From the beginning of the human race, death has always been the greatest of enemies – one could even say the most grave of enemies. It was always possible to defeat any other foe. If you were poor, there was the hope of better crops next year. If you were oppressed, there was the hope of an uprising. If you were sick, there was the hope of healing. But there was one enemy you could not defeat. Death. Once you were dead, there was no coming back. The human race was running a disastrous scoreboard against death. Because even those who cheated death, like the child raised from the dead by Elijah, or Lazarus raised by Jesus, eventually succumbed again to the same enemy.
And so we feared this one enemy we could not defeat. Since the dawn of time, humanity has been running on in terror from the day of our death.
And then came the ultimate hero. Greater by far than Tom Brady, greater than Superman or Iron Man. The one they called the Christ, the Son of God. If anyone could defeat death, it would be Him. None before had done so many miracles. None had taught with such authority. None had proven so clearly that He had the authority of God at his fingertips – demanding of the winds and the waves that they silence, calling out to raise the dead, and announcing with utter confidence that He was the fulfillment of prophecy from ancient times.
If anyone could win the victory for humanity, it would be Him. If He couldn’t do it, no one could.
And then came the cross. The vicious blows, the cruel scourging, the pounding of nails into flesh, and then – the ultimate disappointment – the great hero breathed his last, and with a declaration of “It is finished,” released his own spirit from his body and gave in to death.
It is finished. Game over. There was no half-time show. There was nothing to see. The people walked away. They turned their faces from him. There was no point in continuing. The people who had waved palm branches went back to their homes and their jobs. Dejected and fearful, the disciples hid behind closed doors. What had promised to be a dramatic victory turned out to be a terrifying defeat.
If it was a football game, the stadium would have emptied. There were no spectators to witness that extraordinary overtime battle that took place within a closed tomb, where Jesus grappled with death.

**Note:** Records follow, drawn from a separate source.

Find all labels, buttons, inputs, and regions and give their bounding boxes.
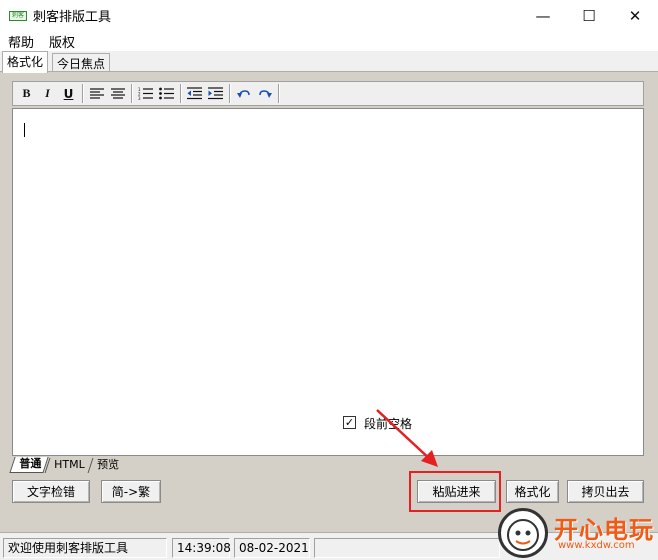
watermark-logo: 开心电玩 www.kxdw.com xyxy=(498,500,658,560)
status-time: 14:39:08 xyxy=(172,538,231,558)
mascot-icon xyxy=(498,508,548,558)
status-date: 08-02-2021 xyxy=(234,538,310,558)
status-empty xyxy=(314,538,500,558)
status-message: 欢迎使用刺客排版工具 xyxy=(3,538,167,558)
annotation-arrow-icon xyxy=(376,409,438,467)
tab-format[interactable]: 格式化 xyxy=(2,51,49,73)
watermark-url: www.kxdw.com xyxy=(558,540,635,551)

But as morning broke upon the tomb, and the women came to anoint the dead body of their fallen, defeated hero, something was terribly wrong! The tomb was already opened, and a man in white clothing, whose face glowed brighter than lightning, said to them, “Why are you here in this place of despair and defeat? Don’t you know that no enemy – not even death itself – could defeat Jesus?”

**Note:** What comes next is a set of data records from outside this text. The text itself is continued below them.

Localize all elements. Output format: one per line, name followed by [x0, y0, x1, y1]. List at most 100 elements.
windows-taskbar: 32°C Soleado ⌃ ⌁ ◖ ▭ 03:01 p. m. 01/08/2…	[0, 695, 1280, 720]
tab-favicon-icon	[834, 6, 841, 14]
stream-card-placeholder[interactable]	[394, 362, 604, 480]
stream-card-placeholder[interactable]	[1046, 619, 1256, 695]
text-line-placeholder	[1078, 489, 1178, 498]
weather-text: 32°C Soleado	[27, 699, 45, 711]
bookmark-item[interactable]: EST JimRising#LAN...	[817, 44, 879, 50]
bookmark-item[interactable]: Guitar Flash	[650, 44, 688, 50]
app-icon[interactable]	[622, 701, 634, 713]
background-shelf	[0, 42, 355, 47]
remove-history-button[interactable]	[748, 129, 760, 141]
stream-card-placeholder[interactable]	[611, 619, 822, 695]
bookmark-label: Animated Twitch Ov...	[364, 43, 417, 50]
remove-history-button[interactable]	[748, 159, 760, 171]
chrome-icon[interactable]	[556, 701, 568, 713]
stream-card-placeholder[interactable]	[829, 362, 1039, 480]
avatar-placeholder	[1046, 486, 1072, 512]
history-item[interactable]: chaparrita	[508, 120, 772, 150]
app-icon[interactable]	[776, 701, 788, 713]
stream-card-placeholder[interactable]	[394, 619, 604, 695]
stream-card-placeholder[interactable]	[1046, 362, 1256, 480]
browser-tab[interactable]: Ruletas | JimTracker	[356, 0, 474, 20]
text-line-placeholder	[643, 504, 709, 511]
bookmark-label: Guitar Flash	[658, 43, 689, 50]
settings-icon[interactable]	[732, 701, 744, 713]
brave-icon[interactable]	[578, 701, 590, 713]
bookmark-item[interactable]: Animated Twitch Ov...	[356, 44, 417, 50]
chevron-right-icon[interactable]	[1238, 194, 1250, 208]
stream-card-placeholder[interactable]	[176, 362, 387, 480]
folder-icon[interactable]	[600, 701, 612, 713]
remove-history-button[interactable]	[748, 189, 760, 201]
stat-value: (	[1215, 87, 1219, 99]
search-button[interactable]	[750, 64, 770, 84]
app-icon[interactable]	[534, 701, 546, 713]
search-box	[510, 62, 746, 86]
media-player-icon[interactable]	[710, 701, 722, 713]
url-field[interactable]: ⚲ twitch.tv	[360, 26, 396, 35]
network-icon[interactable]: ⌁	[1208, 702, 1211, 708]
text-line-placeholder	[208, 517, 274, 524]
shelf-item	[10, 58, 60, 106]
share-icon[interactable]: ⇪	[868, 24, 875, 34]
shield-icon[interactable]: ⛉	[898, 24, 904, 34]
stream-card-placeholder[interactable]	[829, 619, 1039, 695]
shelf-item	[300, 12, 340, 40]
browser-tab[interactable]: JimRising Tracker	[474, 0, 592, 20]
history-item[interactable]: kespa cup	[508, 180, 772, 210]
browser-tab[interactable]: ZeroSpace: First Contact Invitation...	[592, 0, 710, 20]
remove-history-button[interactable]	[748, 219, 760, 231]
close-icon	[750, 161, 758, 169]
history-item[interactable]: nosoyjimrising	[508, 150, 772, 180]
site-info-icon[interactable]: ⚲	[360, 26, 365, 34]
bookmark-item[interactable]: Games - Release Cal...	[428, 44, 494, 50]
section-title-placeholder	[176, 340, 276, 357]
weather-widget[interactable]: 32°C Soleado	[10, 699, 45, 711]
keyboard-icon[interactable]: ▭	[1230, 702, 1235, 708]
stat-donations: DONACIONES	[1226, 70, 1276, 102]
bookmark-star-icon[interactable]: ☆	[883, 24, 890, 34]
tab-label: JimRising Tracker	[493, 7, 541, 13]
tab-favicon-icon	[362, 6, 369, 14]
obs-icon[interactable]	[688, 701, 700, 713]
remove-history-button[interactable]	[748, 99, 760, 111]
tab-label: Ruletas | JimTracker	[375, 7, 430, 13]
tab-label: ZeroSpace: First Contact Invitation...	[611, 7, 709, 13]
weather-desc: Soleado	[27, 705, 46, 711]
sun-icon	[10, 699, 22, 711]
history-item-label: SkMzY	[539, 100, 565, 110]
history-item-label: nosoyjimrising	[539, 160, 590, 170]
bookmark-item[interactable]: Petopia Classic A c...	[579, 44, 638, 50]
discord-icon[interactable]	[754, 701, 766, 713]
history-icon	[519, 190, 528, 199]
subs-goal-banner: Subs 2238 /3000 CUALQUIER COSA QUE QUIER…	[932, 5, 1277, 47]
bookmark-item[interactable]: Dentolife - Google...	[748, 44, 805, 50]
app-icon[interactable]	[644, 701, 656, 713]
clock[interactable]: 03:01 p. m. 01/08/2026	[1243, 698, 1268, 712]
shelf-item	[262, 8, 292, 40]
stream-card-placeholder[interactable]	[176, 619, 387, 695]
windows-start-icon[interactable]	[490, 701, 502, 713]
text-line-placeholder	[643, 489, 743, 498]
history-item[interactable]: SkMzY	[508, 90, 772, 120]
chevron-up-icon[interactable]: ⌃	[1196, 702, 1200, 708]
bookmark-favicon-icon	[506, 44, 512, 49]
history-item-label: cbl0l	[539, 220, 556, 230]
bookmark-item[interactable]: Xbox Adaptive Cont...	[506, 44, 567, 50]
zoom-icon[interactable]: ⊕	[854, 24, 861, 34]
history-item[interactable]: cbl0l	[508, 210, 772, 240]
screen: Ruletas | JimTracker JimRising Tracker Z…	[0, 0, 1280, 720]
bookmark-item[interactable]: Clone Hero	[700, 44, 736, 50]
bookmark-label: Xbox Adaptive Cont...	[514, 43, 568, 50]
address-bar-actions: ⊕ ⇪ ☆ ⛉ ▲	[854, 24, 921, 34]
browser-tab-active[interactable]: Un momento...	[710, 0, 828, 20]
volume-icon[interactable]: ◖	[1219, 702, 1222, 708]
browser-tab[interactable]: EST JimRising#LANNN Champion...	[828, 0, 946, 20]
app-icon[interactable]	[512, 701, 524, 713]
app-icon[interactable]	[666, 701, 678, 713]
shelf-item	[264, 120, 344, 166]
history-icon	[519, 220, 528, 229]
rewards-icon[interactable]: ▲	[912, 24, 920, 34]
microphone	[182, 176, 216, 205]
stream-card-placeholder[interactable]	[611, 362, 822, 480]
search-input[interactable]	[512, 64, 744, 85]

And suddenly, the terribly wrong became terribly right, and the women raced back to the hiding disciples to announce this extraordinary news. A man who was dead, with no prophet to raise him up, threw back the curtains of death and burst forth victorious.
But it’s not just that Jesus rose from the dead; the victory was even greater than that. Lazarus, and all the others who cheated death – each of them succumbed once more to death. But not Jesus! Paul writes in Romans:
Let that sink in. He cannot die again!
But what does that mean for you? What does that mean for me?
Think of it! A resurrection that utterly defeats death for all time! A resurrection to eternal victory beyond the reach of the most terrifying foe we have ever faced.
“Death is swallowed up in victory! Where, Oh death, is your victory? And where, oh grave, is your sting?”
Do you understand the delight in Paul’s heart when he said this? Do you hear the taunting in his voice? No football player, no football fan, ever faced a taunt like this, straight from the mouth of the apostle. Let these words ring in your ears like the joyous, unbridled taunting that they are. Laugh, and rejoice, and lift up your voices in song like you’ve never sung before, because although you will face your own half-time with death, the overtime victory is yours through Jesus Christ!
Christians, dry your flowing tears! Chase away your doubting fears! Look on His deserted grave! Doubt no more His power to save!